40% of Swedes intend to travel less

According to McKinsey, leisure trips and visits to family and friends rebounded faster than business flights, which took four years to return to pre-crisis levels in the UK. This time too, business travel is expected to lag, with the consulting firm estimating only 80% recovery of pre-pandemic levels by 2024.

But the COVID-19 crisis also came at a time when passengers were already rethinking their travel habits due to climate concerns, while worldwide lockdowns have ushered in a new era of remote working. In Sweden, a survey by the country's largest research company shows that 40% of the population intend to travel less even after the pandemic ends. Similarly in the UK, nearly 60% of adults said during the spring they intended to fly less after being vaccinated against COVID-19 — with climate change cited as a top reason for people wanting to reduce their number of flights, according to research by the University of Bristol.

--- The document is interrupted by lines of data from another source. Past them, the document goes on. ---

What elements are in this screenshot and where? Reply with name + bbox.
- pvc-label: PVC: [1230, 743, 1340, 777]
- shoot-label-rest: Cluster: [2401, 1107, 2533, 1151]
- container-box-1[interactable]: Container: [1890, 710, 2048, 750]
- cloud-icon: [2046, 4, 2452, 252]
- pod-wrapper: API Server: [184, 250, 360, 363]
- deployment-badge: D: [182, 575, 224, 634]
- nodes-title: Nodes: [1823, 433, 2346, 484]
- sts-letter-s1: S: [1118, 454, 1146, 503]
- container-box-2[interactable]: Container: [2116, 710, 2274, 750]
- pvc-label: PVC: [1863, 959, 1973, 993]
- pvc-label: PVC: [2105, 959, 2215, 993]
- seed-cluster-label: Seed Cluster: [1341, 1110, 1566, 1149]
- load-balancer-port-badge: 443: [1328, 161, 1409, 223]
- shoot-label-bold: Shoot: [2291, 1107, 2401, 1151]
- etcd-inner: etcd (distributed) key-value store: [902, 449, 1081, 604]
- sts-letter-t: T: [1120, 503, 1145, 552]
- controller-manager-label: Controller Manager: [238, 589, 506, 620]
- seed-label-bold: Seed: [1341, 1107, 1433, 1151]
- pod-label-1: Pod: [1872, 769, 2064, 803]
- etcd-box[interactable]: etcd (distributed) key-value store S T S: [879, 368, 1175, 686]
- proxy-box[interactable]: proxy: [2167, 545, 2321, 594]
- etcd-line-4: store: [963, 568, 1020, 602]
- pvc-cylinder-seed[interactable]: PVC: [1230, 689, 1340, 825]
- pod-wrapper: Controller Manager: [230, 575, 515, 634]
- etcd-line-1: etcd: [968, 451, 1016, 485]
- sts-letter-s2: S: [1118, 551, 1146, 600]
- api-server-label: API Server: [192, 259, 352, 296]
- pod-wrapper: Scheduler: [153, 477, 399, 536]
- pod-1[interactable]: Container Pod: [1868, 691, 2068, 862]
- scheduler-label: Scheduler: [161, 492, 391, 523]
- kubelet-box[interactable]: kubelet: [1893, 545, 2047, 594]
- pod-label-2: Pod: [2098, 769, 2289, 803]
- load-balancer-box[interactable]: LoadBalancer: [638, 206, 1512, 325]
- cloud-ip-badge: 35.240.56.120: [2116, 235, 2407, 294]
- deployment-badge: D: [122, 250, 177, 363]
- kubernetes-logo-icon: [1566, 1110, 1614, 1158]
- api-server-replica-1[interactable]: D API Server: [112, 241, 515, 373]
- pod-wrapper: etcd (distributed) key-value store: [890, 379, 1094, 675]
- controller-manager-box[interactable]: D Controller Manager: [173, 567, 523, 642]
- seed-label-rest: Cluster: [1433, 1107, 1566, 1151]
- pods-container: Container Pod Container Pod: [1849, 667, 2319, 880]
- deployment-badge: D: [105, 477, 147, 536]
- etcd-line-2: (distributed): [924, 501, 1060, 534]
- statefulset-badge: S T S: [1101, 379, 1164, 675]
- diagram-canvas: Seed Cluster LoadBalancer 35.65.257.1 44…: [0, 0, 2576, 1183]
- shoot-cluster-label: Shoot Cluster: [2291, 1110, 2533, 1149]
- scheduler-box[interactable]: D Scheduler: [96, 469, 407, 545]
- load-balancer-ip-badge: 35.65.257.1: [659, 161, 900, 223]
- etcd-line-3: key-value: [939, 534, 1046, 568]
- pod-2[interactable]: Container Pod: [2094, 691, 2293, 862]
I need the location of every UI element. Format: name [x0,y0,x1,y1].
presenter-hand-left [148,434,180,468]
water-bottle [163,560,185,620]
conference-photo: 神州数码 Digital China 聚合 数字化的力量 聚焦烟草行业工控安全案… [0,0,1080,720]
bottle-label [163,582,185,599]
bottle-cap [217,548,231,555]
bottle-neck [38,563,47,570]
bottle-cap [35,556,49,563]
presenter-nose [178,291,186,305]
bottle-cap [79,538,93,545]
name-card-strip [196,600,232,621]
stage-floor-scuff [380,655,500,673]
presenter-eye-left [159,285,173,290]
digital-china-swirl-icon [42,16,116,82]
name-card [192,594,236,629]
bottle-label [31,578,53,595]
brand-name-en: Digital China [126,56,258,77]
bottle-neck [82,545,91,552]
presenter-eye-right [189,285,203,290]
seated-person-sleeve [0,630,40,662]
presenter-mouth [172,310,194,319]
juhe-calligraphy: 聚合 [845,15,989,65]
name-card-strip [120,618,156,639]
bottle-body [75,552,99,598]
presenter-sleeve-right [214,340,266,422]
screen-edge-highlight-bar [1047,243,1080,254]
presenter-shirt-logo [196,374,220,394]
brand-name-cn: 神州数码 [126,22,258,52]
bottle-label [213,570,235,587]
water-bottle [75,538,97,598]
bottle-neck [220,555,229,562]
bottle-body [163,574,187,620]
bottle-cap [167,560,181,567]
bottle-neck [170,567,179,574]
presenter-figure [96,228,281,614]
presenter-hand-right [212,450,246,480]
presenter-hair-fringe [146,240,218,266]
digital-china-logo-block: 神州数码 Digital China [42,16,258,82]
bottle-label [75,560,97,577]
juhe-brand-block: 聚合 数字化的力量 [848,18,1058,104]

At the same time, major companies are increasingly forced to face the music of the environmental movement, with several corporations rolling out climate targets over the last few years. Today, five of the 10 biggest buyers of corporate air travel in the US are technology companies: Amazon, IBM, Google, Apple and Microsoft, according to Taipei Times, all of which have set individual targets for environmental stewardship. As such, the era of flying across the Atlantic for a two-hour executive meeting is likely in its dying days.